Let me explain the debugging process above:

throughinfo threadAfter printing all thread information, we can see that there are three threads, one is the main thread (LWP 87746), and the other two threads are created by ourselves (LWP 87747 and 87748).
throughthread 2, will switch to the second thread (LWP 87748);
throughbtThread B (LWP 87748) is threadB (LWP 87748).
throughframe 3Print the third frame in the call stack. You can see that thread B blocked on acquiring mutex A.
throughp mutex_A, print the mutex A object information, you can see that it is held by LWP thread 87747 (thread A);
throughp mutex_B, print the mutex A object information, it can be seen that it is held by LWP thread 87748 (thread B);

Because thread B is waiting on mutex_A owned by thread A, and thread A is waiting on mutex_B owned by thread B, you can conclude that the program is deadlocked.

Avoid deadlock problems

As mentioned earlier, the four necessary conditions for deadlock are mutual exclusion, hold-and-wait, inalienable, and loop wait.

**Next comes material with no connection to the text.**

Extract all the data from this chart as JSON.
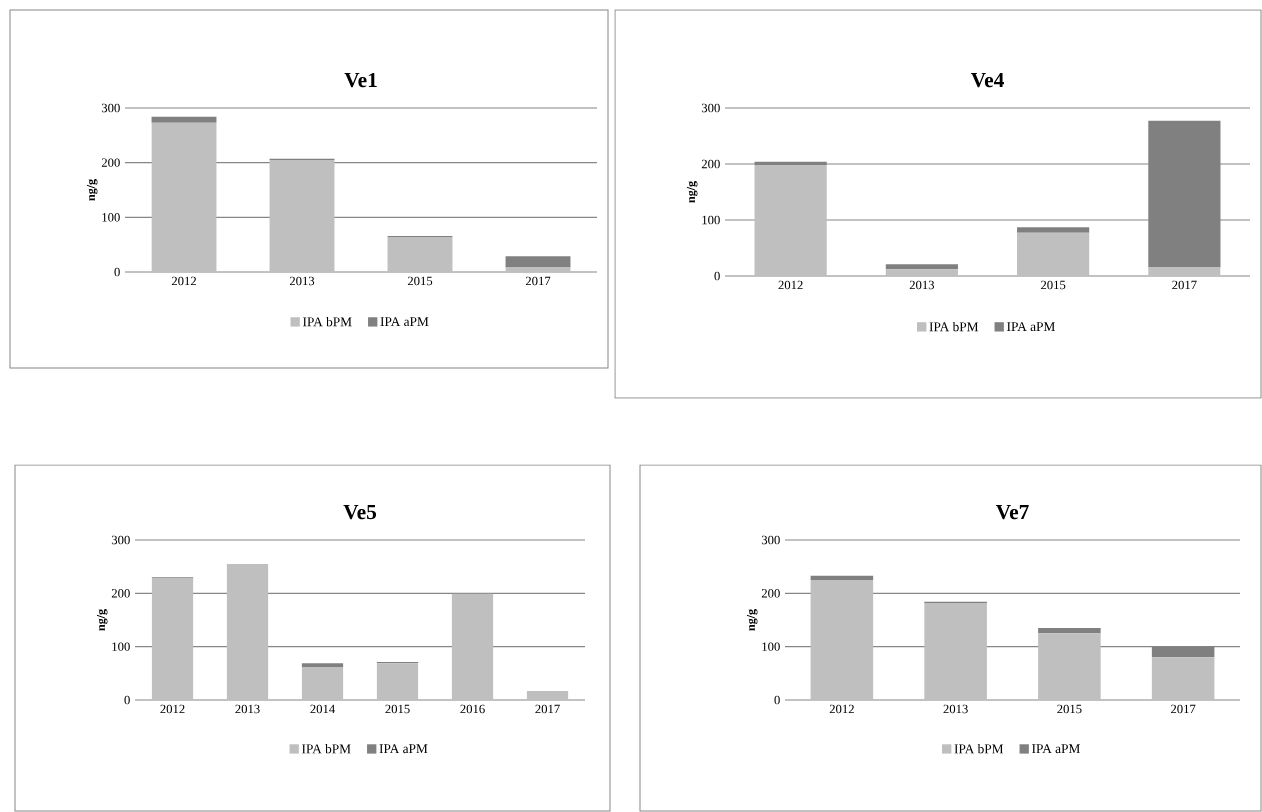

Therefore, to avoid the deadlock problem, only one of the conditions can be broken. The most common and feasible method is to use the orderly allocation of resources to break the loop waiting condition.

So what is the orderly allocation of resources?

Thread A and thread B must obtain resources in the same order. If thread A tries to obtain resources A and then B, thread B also tries to obtain resources A and then B. That is, thread A and thread B always request the resources they want in the same order.

We use an orderly allocation of resources to modify the code where the deadlock occurred. We can leave thread A’s code unchanged.

Let’s first understand the order in which thread A acquires resources. It acquires mutex A, then mutex B.

So we can break the deadlock by simply changing thread B to acquire resources in the same order.

The improved code for thread B function is as follows:

Void *threadB_proc(void *data) {printf("thread B waiting get ResourceA \n"); pthread_mutex_lock(&mutex_A); printf("thread B got ResourceA \n"); sleep(1); printf("thread B waiting get ResourceB \n"); pthread_mutex_lock(&mutex_B); printf("thread B got ResourceB \n"); pthread_mutex_unlock(&mutex_B); pthread_mutex_unlock(&mutex_A); return (void *)0; }Copy the code

As you can see, no deadlocks have occurred.

thread B waiting get ResourceA 
thread B got ResourceA 
thread A waiting get ResourceA 
thread B waiting  get ResourceB 
thread B got ResourceB 
thread A got ResourceA 
thread A waiting get ResourceB 
thread A got ResourceB
exit
Copy the code

conclusion

Simply put, the deadlock problem occurs when two or more threads are running in parallel, competing for resources and waiting for each other.

A deadlock can occur only if the conditions of mutual exclusion, hold and wait, inalienable, and loop wait are met simultaneously.

Therefore, to avoid the deadlock problem, it is necessary to destroy one of the conditions, the most common method is to use the orderly allocation of resources to destroy the loop waiting condition.